I will not make comment on the downloading of movies and music; however, I will make a comment about the record industry. They scream that downloading music and file swappers are killing their industry. They give numbers of about how badly their CD sales have fallen off in the last few years. If you look carefully at some of the numbers you’ll see a lot of them stemming from the early 90s. You know, when CDs were just becoming the thing to get rather than tape? When everyone was buying the CD version of the cassettes they owned. Perhaps this drop off had to do with people completing those collections? It might take a while since the CDs were $20-$30 back then.

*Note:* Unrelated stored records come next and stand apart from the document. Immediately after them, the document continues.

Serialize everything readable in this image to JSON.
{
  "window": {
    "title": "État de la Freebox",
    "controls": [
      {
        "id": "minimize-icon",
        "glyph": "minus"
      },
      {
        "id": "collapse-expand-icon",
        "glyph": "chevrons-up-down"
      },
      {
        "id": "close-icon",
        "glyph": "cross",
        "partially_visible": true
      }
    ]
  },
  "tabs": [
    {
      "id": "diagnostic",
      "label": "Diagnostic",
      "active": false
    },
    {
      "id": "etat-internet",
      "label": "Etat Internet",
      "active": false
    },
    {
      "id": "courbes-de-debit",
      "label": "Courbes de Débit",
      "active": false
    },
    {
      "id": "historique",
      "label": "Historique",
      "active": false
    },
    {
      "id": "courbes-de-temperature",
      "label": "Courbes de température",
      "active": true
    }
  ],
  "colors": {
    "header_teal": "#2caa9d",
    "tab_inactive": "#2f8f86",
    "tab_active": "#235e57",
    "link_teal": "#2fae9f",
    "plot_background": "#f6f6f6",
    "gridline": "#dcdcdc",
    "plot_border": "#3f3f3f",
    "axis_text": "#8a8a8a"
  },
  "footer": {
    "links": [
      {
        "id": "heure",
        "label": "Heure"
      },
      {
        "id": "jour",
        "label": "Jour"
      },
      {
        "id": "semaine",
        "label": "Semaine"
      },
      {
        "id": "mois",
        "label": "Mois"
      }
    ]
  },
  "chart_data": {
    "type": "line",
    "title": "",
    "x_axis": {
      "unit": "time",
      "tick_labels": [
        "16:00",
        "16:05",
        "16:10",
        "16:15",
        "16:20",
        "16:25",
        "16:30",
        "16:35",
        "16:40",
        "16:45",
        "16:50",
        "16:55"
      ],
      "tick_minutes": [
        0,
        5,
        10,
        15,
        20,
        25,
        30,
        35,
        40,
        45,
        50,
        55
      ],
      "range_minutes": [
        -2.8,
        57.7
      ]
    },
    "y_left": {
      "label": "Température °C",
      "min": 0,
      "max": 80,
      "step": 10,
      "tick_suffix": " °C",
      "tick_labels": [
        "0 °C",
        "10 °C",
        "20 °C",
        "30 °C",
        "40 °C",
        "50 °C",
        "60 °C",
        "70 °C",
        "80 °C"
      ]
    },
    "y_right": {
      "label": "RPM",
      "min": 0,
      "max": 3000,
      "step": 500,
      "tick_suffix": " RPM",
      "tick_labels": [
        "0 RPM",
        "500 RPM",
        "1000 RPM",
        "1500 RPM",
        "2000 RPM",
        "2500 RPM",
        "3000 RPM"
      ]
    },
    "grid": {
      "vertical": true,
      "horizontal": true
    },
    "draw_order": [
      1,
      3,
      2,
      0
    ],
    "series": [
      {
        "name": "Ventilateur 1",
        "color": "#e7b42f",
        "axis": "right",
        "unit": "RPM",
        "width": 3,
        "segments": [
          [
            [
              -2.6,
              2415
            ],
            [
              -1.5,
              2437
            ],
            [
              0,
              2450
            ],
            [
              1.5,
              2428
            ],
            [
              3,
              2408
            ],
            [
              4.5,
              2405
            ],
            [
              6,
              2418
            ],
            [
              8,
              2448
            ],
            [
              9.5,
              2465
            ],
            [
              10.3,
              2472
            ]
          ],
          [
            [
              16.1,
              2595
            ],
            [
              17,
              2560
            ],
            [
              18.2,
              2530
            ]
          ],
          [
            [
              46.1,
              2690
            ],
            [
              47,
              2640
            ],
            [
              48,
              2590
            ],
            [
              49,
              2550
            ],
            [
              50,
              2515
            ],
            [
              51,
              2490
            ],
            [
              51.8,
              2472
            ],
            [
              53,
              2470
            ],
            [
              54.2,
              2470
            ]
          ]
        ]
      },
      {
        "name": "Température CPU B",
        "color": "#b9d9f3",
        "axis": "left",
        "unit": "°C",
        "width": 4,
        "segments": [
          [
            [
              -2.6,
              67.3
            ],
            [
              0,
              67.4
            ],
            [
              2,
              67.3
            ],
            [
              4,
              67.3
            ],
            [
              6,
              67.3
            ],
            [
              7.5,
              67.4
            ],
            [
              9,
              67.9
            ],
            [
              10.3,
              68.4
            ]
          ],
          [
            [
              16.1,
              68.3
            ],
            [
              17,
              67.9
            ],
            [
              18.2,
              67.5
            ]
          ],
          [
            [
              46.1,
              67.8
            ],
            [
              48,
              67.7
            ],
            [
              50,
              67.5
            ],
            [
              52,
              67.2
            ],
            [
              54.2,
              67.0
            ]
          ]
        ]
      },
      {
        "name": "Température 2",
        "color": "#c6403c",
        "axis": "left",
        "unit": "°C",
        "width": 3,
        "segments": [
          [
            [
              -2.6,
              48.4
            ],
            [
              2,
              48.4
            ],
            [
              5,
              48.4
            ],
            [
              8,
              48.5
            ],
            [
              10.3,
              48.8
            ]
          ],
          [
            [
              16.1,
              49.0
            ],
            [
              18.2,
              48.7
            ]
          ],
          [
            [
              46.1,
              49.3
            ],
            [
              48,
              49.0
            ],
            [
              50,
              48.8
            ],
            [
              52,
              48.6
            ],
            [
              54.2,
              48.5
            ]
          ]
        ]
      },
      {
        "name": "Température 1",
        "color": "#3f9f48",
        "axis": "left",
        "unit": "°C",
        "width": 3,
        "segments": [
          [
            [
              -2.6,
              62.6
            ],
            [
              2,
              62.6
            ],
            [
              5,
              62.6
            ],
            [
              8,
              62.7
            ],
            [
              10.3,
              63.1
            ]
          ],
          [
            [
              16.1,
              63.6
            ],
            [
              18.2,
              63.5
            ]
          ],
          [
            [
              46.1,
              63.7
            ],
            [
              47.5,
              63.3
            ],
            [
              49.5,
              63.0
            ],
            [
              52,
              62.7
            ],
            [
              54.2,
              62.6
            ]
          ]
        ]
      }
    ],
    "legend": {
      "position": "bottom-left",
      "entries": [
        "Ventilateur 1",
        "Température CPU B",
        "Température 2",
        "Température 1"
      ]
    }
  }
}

Now, take that in conjunction with the fact that most people see that it costs $15-$20 for a music CD. Most people understand that there are thousands of CDs printed for each album release. They understand the massive amounts of money that the record industry takes in. They also notice that it costs themselves only .03 cents for a CD and about ten minutes of time to make one themselves. They think, surely, if they can make a CD for 0.03 cents the record industry can do it as cheap or cheaper. I mean after all, aren’t they doing it in volume? Of course, most people don’t think about how much it costs to buy all the high end equipment to record the music, how much it costs to print up all those CD album covers, how much it costs to have the facilities to create those thousands of CDs, cases, and such, how much it costs to “woo” a good talent, how much a new Lexus for the recording industry presidents costs, etc., etc., etc. But, please not that I’m not defending the record industry here, just making my opinion known. I think most people don’t think about those costs.

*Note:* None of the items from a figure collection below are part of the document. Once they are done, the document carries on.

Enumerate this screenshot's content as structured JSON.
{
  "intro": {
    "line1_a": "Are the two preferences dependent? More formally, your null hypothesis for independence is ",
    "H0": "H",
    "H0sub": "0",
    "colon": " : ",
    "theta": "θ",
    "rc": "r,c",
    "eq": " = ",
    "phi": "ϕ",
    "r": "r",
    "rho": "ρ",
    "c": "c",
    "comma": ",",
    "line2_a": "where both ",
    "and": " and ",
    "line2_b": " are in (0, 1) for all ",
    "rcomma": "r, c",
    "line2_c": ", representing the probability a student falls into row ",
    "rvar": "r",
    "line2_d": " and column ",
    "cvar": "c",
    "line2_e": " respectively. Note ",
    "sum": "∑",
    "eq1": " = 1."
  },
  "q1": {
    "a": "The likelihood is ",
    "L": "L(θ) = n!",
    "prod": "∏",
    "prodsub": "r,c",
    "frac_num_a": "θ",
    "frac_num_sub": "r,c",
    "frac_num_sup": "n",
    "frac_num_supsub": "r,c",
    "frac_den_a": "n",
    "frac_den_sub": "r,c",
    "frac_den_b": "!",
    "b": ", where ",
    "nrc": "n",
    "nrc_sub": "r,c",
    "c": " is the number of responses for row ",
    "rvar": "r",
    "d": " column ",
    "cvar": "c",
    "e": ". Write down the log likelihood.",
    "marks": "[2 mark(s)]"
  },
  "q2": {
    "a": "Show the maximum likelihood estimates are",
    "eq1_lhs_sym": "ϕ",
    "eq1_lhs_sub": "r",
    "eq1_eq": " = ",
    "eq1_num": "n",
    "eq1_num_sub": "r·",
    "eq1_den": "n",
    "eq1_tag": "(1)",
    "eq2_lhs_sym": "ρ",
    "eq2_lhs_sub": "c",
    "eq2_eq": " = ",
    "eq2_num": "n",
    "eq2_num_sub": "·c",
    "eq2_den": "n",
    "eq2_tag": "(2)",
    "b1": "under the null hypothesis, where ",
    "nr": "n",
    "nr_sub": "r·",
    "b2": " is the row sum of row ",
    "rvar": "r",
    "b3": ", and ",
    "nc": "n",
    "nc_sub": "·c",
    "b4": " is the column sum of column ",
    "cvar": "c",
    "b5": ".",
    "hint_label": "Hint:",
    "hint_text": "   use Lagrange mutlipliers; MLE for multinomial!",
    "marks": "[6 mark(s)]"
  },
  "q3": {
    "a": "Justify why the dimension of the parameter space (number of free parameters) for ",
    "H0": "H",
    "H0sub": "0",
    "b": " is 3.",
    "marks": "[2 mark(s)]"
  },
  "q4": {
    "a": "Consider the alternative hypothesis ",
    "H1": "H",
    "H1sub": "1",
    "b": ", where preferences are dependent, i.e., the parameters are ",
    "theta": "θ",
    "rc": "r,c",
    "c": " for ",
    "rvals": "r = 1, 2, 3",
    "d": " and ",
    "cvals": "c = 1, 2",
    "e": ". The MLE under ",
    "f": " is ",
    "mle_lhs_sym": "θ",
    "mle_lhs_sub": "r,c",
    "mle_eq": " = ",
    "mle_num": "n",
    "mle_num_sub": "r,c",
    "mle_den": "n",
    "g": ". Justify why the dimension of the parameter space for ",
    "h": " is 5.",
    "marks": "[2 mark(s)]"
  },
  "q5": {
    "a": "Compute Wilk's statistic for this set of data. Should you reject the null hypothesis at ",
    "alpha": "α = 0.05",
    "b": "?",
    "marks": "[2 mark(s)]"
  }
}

But, the record companies say we are taking money away from the artists. Unless the artist is someone who has been around a while and is a real money maker for the record company, they get close to nothing per CD sold. We might as well spend the 0.3 cents to make our own and then send another 0.3 cents to the artist. Some of them may actually make more money that way. If the record company wants my compassion they need to stop saying we are hurting the artist and fess up that we are hurting their bottom line.

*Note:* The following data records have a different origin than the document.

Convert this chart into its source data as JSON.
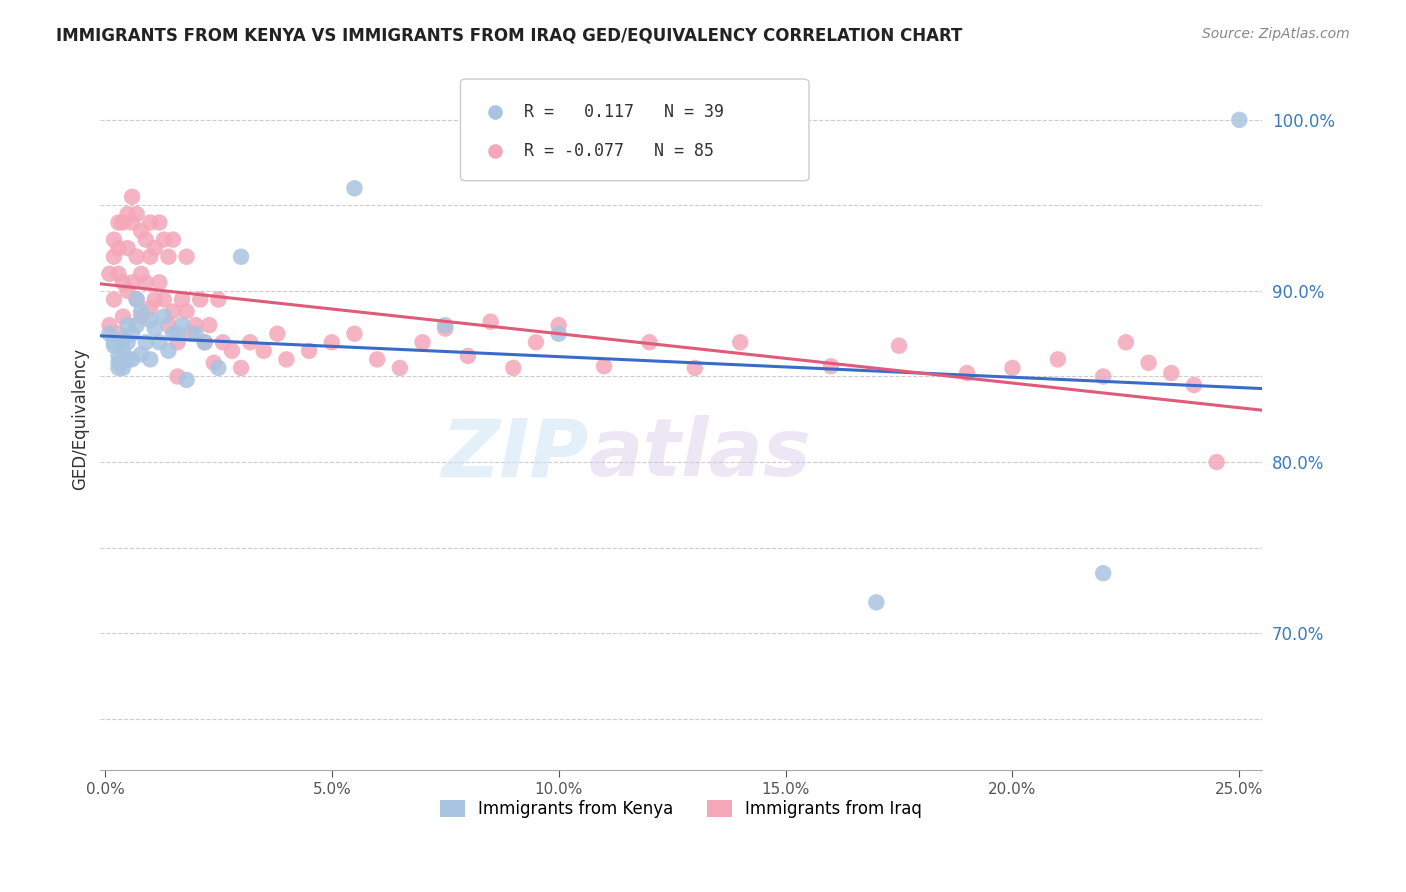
{
  "title": "IMMIGRANTS FROM KENYA VS IMMIGRANTS FROM IRAQ GED/EQUIVALENCY CORRELATION CHART",
  "source": "Source: ZipAtlas.com",
  "ylabel": "GED/Equivalency",
  "yticks": [
    0.65,
    0.7,
    0.75,
    0.8,
    0.85,
    0.9,
    0.95,
    1.0
  ],
  "ytick_labels": [
    "",
    "70.0%",
    "",
    "80.0%",
    "",
    "90.0%",
    "",
    "100.0%"
  ],
  "ylim": [
    0.62,
    1.03
  ],
  "xlim": [
    -0.001,
    0.255
  ],
  "xticks": [
    0.0,
    0.05,
    0.1,
    0.15,
    0.2,
    0.25
  ],
  "xtick_labels": [
    "0.0%",
    "5.0%",
    "10.0%",
    "15.0%",
    "20.0%",
    "25.0%"
  ],
  "kenya_R": 0.117,
  "kenya_N": 39,
  "iraq_R": -0.077,
  "iraq_N": 85,
  "kenya_color": "#a8c4e0",
  "iraq_color": "#f4a7b9",
  "kenya_line_color": "#3a6bc9",
  "iraq_line_color": "#e05a7a",
  "watermark_zip": "ZIP",
  "watermark_atlas": "atlas",
  "legend_kenya": "Immigrants from Kenya",
  "legend_iraq": "Immigrants from Iraq",
  "kenya_x": [
    0.001,
    0.002,
    0.002,
    0.003,
    0.003,
    0.003,
    0.004,
    0.004,
    0.004,
    0.005,
    0.005,
    0.005,
    0.006,
    0.006,
    0.007,
    0.007,
    0.008,
    0.008,
    0.009,
    0.01,
    0.01,
    0.011,
    0.012,
    0.013,
    0.014,
    0.015,
    0.016,
    0.017,
    0.018,
    0.02,
    0.022,
    0.025,
    0.03,
    0.055,
    0.075,
    0.1,
    0.17,
    0.22,
    0.25
  ],
  "kenya_y": [
    0.875,
    0.87,
    0.868,
    0.862,
    0.858,
    0.855,
    0.872,
    0.865,
    0.855,
    0.88,
    0.87,
    0.86,
    0.875,
    0.86,
    0.895,
    0.88,
    0.888,
    0.863,
    0.87,
    0.883,
    0.86,
    0.878,
    0.87,
    0.885,
    0.865,
    0.875,
    0.875,
    0.88,
    0.848,
    0.875,
    0.87,
    0.855,
    0.92,
    0.96,
    0.88,
    0.875,
    0.718,
    0.735,
    1.0
  ],
  "iraq_x": [
    0.001,
    0.001,
    0.002,
    0.002,
    0.002,
    0.003,
    0.003,
    0.003,
    0.003,
    0.004,
    0.004,
    0.004,
    0.005,
    0.005,
    0.005,
    0.006,
    0.006,
    0.006,
    0.007,
    0.007,
    0.007,
    0.008,
    0.008,
    0.008,
    0.009,
    0.009,
    0.01,
    0.01,
    0.01,
    0.011,
    0.011,
    0.012,
    0.012,
    0.013,
    0.013,
    0.014,
    0.014,
    0.015,
    0.015,
    0.016,
    0.016,
    0.017,
    0.018,
    0.018,
    0.019,
    0.02,
    0.021,
    0.022,
    0.023,
    0.024,
    0.025,
    0.026,
    0.028,
    0.03,
    0.032,
    0.035,
    0.038,
    0.04,
    0.045,
    0.05,
    0.055,
    0.06,
    0.065,
    0.07,
    0.075,
    0.08,
    0.085,
    0.09,
    0.095,
    0.1,
    0.11,
    0.12,
    0.13,
    0.14,
    0.16,
    0.175,
    0.19,
    0.2,
    0.21,
    0.22,
    0.225,
    0.23,
    0.235,
    0.24,
    0.245
  ],
  "iraq_y": [
    0.88,
    0.91,
    0.93,
    0.92,
    0.895,
    0.94,
    0.925,
    0.91,
    0.875,
    0.94,
    0.905,
    0.885,
    0.945,
    0.925,
    0.9,
    0.955,
    0.94,
    0.905,
    0.945,
    0.92,
    0.895,
    0.935,
    0.91,
    0.885,
    0.93,
    0.905,
    0.94,
    0.92,
    0.89,
    0.925,
    0.895,
    0.94,
    0.905,
    0.93,
    0.895,
    0.92,
    0.88,
    0.93,
    0.888,
    0.87,
    0.85,
    0.895,
    0.92,
    0.888,
    0.875,
    0.88,
    0.895,
    0.87,
    0.88,
    0.858,
    0.895,
    0.87,
    0.865,
    0.855,
    0.87,
    0.865,
    0.875,
    0.86,
    0.865,
    0.87,
    0.875,
    0.86,
    0.855,
    0.87,
    0.878,
    0.862,
    0.882,
    0.855,
    0.87,
    0.88,
    0.856,
    0.87,
    0.855,
    0.87,
    0.856,
    0.868,
    0.852,
    0.855,
    0.86,
    0.85,
    0.87,
    0.858,
    0.852,
    0.845,
    0.8
  ]
}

I think services that allow you to download music and burn a CD of any combination of that music you want is great. I’d pay for that. What, $1.50 or so a song? Sure…by the time you have picked up a CD worth of songs you’ve spent the same as it would have cost for a CD, but you have only the songs you like and not all the filler you get when you buy a CD from an artist that you like 2 songs out of the 12 on the album. Plus you can put that song on a CD, your laptop, iPod, MP3 Player, whatever and take it with you anywhere. Share it with friends….maybe they like it and buy it too.
Oh well. another post I can chalk up to a rant.